Update
Nederland: voorzichtig op weg naar herstel
In dit conjunctuurbeeld geven we duiding aan de recent uitgekomen cijfers van de Nederlandse economie. We zien dat de economie langzaam opkrabbelt uit de coronacrisis.
De Nederlandse economie krabbelt langzaam op uit de coronacrisis nu er steeds meer mensen gevaccineerd zijn. En hoewel het aantal besmettingen nog hoog ligt (figuur 1), was er genoeg ruimte om meer versoepelingen door te voeren aan het einde van april.
De versoepelingen van begin maart hadden al een positief effect op de consumptie. Vanaf maart mochten we namelijk shoppen op afspraak bij de niet-essentiële winkels en mochten bepaalde contactberoepen zoals kappers weer open. Hoewel het CBS een consumptiekrimp van -10,7 procent j-o-j voor februari rapporteert, is onze consumptieschatting op basis van transactiedata recenter. Deze schatting laat zien dat de consumptie in maart met 8 procent j-o-j toenam, iets meer dan 2 procent onder het niveau van maart 2019. Hiermee doet de consumptie het beter dan dat we eerder hadden verwacht. Omdat ook de uitvoer sneller herstelt dan verwacht, stellen we onze raming positief bij: we voorzien dat de Nederlandse economie in 2021 met 2,3 procent groeit in plaats van 2,1 procent in onze maart-raming.

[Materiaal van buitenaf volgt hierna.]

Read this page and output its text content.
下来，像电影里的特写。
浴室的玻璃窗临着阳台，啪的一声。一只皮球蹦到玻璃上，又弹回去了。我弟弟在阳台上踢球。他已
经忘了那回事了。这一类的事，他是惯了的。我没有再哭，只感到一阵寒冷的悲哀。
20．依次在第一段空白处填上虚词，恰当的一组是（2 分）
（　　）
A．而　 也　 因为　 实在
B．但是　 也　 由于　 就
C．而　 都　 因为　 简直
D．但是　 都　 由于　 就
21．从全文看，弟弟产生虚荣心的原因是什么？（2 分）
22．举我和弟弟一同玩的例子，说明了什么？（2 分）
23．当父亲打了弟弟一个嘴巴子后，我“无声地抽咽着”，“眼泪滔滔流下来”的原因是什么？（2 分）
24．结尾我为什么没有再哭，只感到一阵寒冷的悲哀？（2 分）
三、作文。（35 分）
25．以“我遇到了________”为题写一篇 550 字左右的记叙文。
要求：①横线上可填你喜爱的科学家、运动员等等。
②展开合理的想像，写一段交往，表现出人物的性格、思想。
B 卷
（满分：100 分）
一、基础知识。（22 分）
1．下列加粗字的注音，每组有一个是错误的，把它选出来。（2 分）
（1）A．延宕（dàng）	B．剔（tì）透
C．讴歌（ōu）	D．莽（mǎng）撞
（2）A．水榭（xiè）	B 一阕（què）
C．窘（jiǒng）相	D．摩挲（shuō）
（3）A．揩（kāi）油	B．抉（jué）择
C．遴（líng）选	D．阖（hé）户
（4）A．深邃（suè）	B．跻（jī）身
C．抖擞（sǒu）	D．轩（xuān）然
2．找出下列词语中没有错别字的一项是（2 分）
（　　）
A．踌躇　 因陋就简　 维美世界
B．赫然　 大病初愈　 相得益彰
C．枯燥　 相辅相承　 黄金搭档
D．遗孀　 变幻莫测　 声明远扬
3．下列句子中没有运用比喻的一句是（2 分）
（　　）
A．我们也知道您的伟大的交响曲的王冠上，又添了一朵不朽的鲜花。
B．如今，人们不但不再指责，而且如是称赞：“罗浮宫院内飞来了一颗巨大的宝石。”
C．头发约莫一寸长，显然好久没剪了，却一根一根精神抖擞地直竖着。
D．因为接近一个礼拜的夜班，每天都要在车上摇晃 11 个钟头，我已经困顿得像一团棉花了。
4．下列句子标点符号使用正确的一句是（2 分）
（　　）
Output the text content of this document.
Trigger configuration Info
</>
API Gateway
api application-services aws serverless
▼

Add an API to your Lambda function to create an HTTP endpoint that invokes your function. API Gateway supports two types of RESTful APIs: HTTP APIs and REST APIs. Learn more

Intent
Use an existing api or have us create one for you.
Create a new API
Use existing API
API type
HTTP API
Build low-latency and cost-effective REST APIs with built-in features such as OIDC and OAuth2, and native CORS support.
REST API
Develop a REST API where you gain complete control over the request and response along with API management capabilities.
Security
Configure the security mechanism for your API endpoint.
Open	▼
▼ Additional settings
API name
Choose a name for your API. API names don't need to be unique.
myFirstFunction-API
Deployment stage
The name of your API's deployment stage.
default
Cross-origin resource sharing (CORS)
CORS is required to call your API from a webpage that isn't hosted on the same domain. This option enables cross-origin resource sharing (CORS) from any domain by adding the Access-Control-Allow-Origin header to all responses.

Consumptie neemt toe door versoepelingen
We zagen in maart voornamelijk een consumptieopleving in de categorieën ‘kleding en sieraden’ en ‘verzorging en gezondheid’. Een deel van dit herstel is waarschijnlijk een inhaaleffect: we laten ons haar vast niet vaker in model knippen dan dat we dat eerder deden. Hierdoor gaan we ervanuit dat de consumptie in april weer iets terugvalt. Vanaf mei verwachten we dat de consumptie blijvend herstelt, vooral nu de terrassen weer open zijn en we zonder afspraak kunnen winkelen. Deze ontwikkelingen zien we ook terug in het consumentenvertrouwen dat in april met -14 weer hoger lag dan in maart. Wel gaan we er vanuit dat de werkloosheid in de komende maanden toe gaat nemen, wat de consumptie drukt. Terwijl de werkloosheid in maart verder daalde naar 3,5 procent, nam ook de werkzame beroepsbevolking iets af (figuur 2). Voor geheel 2021 gaan we uit van een werkloosheidspercentage van 4 procent. We verwachten dat de consumptie dit jaar met 1,9 procent groeit na een krimp van 6,4 procent in 2020. Onze verwachting is dat de consumptie pas in 2022 weer op het niveau van eind 2019 ligt.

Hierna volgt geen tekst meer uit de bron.